Perhaps not surprisingly, Global Links' Hower agrees that our health-care philosophy is deeply flawed.
Ideally, of course, health care would generate no waste at all; as with the rest of our unsustainable consumer economy, the health-care system's cost to the planet is too great. But to Hower, the problem isn't the surplus itself -- which she sees as the result of the high-tech care Americans expect and the health-care industry's fear of litigation. The problem is that we're setting a bad example for the developing world.
"People expect the United States to be cutting-edge," she says. But "the way we live and consume, even in the medical community, cannot be transplanted into these other communities.
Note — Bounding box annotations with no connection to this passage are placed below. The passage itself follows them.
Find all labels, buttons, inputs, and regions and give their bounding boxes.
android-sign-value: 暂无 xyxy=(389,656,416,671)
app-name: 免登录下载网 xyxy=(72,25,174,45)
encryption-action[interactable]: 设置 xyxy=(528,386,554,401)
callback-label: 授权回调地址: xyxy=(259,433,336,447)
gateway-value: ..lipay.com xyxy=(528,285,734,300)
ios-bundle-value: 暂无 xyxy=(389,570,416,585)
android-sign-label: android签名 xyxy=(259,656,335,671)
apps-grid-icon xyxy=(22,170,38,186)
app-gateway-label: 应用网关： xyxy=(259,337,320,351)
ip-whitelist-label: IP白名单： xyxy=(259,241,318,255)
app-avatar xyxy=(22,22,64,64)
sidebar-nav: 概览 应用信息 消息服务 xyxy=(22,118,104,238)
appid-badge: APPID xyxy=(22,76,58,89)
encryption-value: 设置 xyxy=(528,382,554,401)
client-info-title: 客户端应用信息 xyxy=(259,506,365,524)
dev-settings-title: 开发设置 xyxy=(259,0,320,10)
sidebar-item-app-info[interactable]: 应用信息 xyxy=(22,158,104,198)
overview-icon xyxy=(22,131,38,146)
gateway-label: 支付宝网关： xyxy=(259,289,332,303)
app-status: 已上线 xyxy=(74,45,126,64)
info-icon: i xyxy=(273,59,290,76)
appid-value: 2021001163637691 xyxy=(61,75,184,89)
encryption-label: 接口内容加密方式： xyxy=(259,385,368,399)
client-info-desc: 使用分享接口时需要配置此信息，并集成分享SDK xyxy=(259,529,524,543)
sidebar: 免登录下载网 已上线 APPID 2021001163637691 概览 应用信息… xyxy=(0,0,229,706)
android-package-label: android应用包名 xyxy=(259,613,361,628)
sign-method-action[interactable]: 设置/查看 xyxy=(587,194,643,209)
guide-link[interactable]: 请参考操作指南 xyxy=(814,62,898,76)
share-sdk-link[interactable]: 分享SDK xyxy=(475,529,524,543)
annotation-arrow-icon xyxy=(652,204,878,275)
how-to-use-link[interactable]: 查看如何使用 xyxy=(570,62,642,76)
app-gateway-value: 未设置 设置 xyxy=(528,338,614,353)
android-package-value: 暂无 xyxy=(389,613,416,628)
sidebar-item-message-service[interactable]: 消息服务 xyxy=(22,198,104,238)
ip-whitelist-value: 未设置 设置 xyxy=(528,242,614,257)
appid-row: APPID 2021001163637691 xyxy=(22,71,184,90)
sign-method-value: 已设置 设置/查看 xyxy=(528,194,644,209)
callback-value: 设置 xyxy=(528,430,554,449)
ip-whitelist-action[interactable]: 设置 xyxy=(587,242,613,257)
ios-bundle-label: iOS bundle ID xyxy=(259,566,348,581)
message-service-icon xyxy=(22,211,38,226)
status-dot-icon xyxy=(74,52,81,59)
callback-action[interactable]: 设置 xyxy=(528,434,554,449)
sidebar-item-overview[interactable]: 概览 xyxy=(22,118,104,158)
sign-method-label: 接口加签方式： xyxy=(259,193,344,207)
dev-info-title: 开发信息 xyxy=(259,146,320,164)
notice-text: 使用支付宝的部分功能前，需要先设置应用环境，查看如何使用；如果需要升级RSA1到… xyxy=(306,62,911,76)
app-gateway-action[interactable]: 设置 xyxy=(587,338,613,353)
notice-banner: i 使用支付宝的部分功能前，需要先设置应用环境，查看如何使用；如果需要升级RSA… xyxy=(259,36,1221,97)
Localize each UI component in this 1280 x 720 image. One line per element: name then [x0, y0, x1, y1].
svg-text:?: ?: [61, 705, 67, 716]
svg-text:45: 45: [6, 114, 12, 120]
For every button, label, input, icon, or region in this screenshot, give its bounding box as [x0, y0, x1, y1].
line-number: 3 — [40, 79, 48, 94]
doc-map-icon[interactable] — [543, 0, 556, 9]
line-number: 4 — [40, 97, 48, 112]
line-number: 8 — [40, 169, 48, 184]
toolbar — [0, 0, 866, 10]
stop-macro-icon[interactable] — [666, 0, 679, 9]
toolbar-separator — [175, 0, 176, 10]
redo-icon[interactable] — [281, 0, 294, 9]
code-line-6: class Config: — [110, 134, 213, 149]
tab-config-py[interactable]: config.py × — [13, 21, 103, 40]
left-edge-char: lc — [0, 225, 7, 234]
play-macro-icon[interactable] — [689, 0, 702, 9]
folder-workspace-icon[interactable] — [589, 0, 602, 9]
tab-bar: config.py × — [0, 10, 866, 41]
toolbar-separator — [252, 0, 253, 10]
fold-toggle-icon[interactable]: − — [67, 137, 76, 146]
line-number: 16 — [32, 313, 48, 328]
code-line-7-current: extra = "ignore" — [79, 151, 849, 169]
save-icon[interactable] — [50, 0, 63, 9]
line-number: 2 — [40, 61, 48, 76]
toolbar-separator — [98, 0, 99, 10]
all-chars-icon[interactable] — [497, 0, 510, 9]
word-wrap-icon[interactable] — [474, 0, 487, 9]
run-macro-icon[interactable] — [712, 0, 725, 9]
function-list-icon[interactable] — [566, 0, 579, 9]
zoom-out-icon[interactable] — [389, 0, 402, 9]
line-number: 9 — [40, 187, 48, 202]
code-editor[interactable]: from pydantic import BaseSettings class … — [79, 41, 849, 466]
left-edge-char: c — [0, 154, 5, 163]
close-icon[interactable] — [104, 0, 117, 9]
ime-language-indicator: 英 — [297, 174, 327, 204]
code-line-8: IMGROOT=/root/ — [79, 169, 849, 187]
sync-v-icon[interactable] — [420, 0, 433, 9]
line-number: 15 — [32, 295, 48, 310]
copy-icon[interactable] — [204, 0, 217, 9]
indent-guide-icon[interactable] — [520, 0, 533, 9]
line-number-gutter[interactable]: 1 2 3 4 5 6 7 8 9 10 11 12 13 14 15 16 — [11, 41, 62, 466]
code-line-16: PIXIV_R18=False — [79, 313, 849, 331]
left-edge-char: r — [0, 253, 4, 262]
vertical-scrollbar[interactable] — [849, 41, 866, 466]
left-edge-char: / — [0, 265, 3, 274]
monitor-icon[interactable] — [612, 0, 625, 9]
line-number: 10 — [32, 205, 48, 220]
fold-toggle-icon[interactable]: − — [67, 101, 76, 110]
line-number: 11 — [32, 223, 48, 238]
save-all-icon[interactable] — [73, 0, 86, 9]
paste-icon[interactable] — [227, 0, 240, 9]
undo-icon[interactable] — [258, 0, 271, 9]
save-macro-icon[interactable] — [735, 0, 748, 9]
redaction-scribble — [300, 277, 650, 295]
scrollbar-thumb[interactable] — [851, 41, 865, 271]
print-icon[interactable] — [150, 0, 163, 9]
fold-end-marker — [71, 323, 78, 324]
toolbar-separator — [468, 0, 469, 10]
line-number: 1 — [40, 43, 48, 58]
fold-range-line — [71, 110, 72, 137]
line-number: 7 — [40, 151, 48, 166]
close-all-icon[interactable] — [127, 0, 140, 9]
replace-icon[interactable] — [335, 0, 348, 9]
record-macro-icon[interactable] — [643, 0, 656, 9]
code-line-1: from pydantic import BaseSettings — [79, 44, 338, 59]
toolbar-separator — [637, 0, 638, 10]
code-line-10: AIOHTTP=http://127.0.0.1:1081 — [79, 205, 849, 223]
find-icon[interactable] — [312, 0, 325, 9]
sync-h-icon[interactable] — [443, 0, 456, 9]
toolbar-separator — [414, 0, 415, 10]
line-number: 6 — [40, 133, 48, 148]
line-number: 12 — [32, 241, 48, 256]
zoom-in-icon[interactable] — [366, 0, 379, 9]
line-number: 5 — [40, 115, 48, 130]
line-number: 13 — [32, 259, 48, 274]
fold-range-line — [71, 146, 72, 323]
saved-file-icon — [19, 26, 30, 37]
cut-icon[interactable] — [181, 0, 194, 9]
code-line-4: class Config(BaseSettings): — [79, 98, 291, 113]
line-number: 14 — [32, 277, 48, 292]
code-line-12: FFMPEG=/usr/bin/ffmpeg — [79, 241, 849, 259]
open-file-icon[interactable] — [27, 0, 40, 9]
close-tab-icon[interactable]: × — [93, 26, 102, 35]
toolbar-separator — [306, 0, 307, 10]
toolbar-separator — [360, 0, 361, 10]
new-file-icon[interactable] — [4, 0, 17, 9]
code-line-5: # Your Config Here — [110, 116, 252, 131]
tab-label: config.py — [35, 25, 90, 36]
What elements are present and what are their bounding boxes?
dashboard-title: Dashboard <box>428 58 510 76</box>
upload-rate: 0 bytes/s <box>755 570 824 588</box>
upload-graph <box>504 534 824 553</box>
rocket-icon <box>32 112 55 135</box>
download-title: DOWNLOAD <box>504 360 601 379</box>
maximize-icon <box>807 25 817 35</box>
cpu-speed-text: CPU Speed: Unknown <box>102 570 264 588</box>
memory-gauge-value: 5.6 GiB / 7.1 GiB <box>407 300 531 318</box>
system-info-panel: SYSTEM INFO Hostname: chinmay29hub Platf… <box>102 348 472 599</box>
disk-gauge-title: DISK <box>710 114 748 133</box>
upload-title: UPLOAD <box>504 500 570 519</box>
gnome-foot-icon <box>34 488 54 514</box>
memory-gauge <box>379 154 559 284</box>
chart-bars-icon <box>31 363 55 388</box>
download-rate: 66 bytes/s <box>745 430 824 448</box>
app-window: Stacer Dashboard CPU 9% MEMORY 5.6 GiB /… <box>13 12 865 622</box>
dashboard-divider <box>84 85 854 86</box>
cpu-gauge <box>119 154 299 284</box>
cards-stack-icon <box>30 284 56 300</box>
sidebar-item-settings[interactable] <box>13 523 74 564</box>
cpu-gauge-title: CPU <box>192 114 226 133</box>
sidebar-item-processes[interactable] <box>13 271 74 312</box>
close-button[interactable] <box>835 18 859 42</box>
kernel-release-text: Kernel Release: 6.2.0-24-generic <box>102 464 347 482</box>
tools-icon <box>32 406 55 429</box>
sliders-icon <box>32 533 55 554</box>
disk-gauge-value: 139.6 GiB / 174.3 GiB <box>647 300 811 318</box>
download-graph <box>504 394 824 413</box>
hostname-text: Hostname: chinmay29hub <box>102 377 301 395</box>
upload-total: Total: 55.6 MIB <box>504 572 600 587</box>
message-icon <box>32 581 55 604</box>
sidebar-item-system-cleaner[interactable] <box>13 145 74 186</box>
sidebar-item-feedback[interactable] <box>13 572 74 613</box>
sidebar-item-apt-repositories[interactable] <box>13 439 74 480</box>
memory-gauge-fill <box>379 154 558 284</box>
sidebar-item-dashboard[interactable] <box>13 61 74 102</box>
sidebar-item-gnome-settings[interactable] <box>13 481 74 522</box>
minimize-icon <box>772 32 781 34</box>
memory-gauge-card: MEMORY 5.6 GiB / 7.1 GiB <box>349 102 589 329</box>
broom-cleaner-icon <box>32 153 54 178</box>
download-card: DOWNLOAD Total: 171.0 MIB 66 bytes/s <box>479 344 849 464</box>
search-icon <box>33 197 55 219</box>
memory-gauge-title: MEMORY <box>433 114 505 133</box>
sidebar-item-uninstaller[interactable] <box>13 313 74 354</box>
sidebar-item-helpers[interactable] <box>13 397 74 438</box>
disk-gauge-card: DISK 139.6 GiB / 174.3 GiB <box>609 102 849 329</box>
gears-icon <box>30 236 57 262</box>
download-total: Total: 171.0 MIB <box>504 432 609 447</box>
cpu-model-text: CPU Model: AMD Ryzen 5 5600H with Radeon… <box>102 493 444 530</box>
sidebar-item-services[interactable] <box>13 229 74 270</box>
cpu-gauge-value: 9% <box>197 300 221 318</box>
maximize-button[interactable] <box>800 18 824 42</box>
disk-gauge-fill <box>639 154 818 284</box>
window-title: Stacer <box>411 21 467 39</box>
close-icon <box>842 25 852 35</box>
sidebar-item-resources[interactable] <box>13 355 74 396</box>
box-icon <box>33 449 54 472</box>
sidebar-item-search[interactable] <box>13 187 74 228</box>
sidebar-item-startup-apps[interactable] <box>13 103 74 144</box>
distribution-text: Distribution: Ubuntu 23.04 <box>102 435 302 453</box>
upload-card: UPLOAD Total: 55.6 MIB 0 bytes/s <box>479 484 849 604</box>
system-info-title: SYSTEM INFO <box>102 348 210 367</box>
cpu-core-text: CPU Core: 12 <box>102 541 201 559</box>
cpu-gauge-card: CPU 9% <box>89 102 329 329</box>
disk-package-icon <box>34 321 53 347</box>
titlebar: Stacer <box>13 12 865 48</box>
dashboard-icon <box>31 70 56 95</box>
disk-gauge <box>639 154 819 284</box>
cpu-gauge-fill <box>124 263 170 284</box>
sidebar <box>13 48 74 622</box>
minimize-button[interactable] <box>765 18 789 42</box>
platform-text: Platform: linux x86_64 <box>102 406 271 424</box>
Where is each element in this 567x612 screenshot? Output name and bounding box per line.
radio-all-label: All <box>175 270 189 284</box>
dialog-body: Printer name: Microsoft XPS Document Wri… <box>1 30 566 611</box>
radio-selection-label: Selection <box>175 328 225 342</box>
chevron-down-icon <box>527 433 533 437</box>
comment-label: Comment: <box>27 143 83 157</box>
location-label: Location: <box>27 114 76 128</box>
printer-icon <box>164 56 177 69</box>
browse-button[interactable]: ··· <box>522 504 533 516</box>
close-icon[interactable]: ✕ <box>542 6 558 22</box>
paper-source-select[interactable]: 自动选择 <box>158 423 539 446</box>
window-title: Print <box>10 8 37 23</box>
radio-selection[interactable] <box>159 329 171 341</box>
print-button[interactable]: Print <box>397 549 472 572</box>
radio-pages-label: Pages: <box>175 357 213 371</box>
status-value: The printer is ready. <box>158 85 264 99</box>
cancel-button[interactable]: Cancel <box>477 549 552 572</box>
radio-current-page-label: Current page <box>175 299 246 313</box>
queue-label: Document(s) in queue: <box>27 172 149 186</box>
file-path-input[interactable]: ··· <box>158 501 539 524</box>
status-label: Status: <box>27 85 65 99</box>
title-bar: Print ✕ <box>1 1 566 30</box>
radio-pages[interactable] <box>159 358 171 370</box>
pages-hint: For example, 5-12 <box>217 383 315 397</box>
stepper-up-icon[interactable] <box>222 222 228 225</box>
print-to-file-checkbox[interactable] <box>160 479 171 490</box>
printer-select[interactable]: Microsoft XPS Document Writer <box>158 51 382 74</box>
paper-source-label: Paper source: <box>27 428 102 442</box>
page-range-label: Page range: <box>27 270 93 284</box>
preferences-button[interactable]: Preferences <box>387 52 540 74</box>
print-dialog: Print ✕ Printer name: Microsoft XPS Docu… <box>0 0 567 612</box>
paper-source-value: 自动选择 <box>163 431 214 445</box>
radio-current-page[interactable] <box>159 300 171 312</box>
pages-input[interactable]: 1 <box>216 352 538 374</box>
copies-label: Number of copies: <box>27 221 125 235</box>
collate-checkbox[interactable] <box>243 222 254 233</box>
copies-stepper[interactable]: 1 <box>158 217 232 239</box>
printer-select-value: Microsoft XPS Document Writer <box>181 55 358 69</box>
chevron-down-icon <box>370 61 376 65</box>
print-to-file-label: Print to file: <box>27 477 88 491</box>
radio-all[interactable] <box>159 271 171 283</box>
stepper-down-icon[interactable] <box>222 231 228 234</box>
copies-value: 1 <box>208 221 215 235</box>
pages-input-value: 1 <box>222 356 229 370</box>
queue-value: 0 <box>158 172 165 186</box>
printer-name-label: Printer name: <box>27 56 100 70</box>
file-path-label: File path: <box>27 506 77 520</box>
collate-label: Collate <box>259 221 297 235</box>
This is not a model they should be following."
Even in the United States, we're treating symptoms rather than causes. "Prevention and maintenance is what we need here," Hower says.
What's more, helpful surplus isn't the only thing we're shipping overseas. As diets change around the world, for instance, we're also exporting the lifestyle diseases of obesity and diabetes to places like China and India.
A better world, Hower contends, would be economically fair enough for all countries to acquire the medical goods they needed, without depending on surplus, or groups like hers. But as much as she abhors waste -- and as much as hospitals in a tight economy try to reduce it -- Hower doesn't anticipate its disappearance. "There's always gonna be surplus here," she says. "Always."